Das heißt, die Synodenväter haben sich in den großen Zügen und der Einteilung der Themen erkannt, bevor sie das Dokument im Detail gelesen haben. Die Vorstellung hat eine sehr gute Resonanz in der Aula gehabt. Da waren auch die jungen Gasthörer, Experten und Beobachter dabei. Sie haben nur, wie üblich bei der Bischofssynode, den Text nicht erhalten. Den haben nur die Synodenväter bekommen, die ja auch darüber abstimmen. Auch bei der Debatte über die Ergänzungen, die wir noch vorschlagen können, werden die Jugendlichen und alle anderen üblichen Gäste dabei sein.
KNA: Es wird auch einen Brief der Synode an die Jugend geben ...
de Raemy: Das ist für die Kommunikation der Synode wichtig. Das Schlussdokument ist sehr breit gefasst und in einer Sprache, die nicht unbedingt die Jugend ansprechen kann. Im Schlussdokument richten wir als Synodenväter uns an den Papst: "Mach daraus, was du willst, für die ganze Kirche." Das jetzige Schlussdokument ist aber auch an alle Mitglieder der Kirche gerichtet, nicht besonders an die Jugendlichen. Aber dafür gibt es diesen Brief.

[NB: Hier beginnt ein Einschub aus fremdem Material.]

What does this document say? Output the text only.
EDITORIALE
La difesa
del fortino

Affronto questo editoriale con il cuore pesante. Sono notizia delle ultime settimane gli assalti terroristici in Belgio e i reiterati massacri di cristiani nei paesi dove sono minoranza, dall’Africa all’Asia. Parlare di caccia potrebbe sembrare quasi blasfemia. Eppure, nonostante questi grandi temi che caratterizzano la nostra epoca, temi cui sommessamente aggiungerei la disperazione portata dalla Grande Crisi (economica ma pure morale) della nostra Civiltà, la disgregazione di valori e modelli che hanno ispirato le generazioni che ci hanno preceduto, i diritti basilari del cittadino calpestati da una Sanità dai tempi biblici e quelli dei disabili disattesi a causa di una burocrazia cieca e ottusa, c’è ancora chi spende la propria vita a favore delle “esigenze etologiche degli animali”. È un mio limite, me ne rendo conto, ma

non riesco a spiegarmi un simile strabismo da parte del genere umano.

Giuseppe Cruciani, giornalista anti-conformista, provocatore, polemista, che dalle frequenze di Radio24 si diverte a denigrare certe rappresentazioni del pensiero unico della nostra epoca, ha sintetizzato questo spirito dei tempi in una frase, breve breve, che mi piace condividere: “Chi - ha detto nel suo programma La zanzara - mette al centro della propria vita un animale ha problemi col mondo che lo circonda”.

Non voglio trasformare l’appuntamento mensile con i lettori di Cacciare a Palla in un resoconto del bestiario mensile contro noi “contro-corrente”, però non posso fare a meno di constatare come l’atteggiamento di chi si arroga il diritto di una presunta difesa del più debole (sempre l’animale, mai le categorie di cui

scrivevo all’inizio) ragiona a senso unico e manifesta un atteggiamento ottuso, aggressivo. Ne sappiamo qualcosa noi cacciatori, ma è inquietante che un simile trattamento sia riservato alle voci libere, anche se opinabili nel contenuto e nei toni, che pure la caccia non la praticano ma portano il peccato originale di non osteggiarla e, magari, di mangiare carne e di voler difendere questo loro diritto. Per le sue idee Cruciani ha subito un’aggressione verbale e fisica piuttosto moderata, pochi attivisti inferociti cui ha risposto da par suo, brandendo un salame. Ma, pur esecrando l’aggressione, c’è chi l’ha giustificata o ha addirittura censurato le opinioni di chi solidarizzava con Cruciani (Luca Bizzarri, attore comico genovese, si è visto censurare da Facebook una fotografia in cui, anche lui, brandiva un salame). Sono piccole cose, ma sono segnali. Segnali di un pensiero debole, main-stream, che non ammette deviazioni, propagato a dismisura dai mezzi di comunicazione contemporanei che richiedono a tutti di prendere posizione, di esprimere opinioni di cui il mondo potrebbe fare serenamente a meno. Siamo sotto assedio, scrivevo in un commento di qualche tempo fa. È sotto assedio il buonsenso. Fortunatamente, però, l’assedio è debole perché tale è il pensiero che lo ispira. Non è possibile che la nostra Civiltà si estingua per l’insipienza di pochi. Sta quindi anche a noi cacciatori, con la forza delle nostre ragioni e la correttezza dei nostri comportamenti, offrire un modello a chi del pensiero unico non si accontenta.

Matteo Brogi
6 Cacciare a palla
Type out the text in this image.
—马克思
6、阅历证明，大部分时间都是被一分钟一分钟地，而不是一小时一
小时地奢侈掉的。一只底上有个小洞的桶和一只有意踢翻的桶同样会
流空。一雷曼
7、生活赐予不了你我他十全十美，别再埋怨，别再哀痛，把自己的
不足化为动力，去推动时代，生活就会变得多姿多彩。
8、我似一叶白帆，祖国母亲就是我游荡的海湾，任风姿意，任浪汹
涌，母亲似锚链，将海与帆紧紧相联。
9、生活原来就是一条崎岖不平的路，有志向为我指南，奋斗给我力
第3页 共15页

KNA: Wichtiger als ein Brief wäre vielen Jugendlichen mehr Mitsprache in der Kirche. Das wurde auch bei der Synode immer wieder gefordert. Sie selbst haben den Vorschlag eines Jugendberatergremiums eingebracht. Wie sehen Sie die Chance, dass das umgesetzt wird?
de Raemy: Es hat seine Chancen. Mir geht es nicht unbedingt um einen Päpstlichen Rat der Jugend. Es könnte auch Themenvorschläge von ihnen geben. Dank der Digitalisierung müssen nicht zwingend Jugendliche im Vatikan sein oder nach Rom kommen, auch wenn der persönliche Kontakt zu den Stellen im Vatikan auch wichtig wäre. Wie man es genau umsetzt, ist eigentlich egal. Es geht um die Idee, Jugendliche mehr einzubeziehen und besser zu kommunizieren, sowie Sachen zu thematisieren, die ihnen wichtig sind. Das kommt schon bei der Synode an.
KNA: Es gab den Vorwurf, die Synode sei zu europäisch, zu westlich ausgerichtet. Wie sehen Sie das?
de Raemy: Das Redaktionskomitee des Schlussdokuments gibt zu, dass sie eine italienische Denkweise haben, das Dokument ist auf Italienisch verfasst. Das spiegelt natürlich auch eine Kultur wider. Es ist allen klar, dass sich das nicht vermeiden lässt. Das spiegelt sich zum Glück nicht in der Thematik wider: Bei der Migrationsfrage sind ganz stark die Länder vertreten, die die Konsequenzen am meisten tragen. Und das sind nicht wir in Europa – obwohl wir viel darüber klagen.
KNA: Neben Migration soll auch Digitalisierung im Schlussdokument eine große Rolle spielen ...
de Raemy: Die Frage der Digitalisierung trifft die Jugend ganz. Sie sind in der Digitalisierung aufgewachsen. Das hat mehr Konsequenzen, als wir uns jetzt vorstellen können. Das ist eines der Themen, die medial wenig Beachtung fanden, aber ganz zentral bei der Bischofssynode sind.
KNA: Viel mediale Beachtung fand hingegen die Frage nach der Rolle der Frau, auch Sie haben in ihrem Beitrag vor der Synode nicht nur mehr Beteiligung, sondern auch mehr Rechte, speziell für Ordensfrauen bei der Synode, gefordert.
de Raemy: Allgemein ist dieses Thema mit Recht sehr aktuell. Wir haben gewisse Gewohnheiten in der Kirche, die sich auch in der Aula gezeigt haben: Ordensfrauen, die 80 Prozent des Ordenslebens ausmachen und in der Aula mitmachen, aber nicht abstimmen können und nur zu dritt sind. Und es gibt dafür gerade zehn Ordensmänner mit Stimmrecht. Das ist erstaunlich: Entweder sind nur Bischöfe stimmberechtigt, oder, wenn man die Ordensleute dazu nimmt, dann Männer und Frauen. Das Weibliche, das Gott gewollt hat, muss auch überall in der Kirche mehr zum Ausdruck kommen. Das ist ganz klar für alle.
Das Interview führte Stefanie Stahlhofen.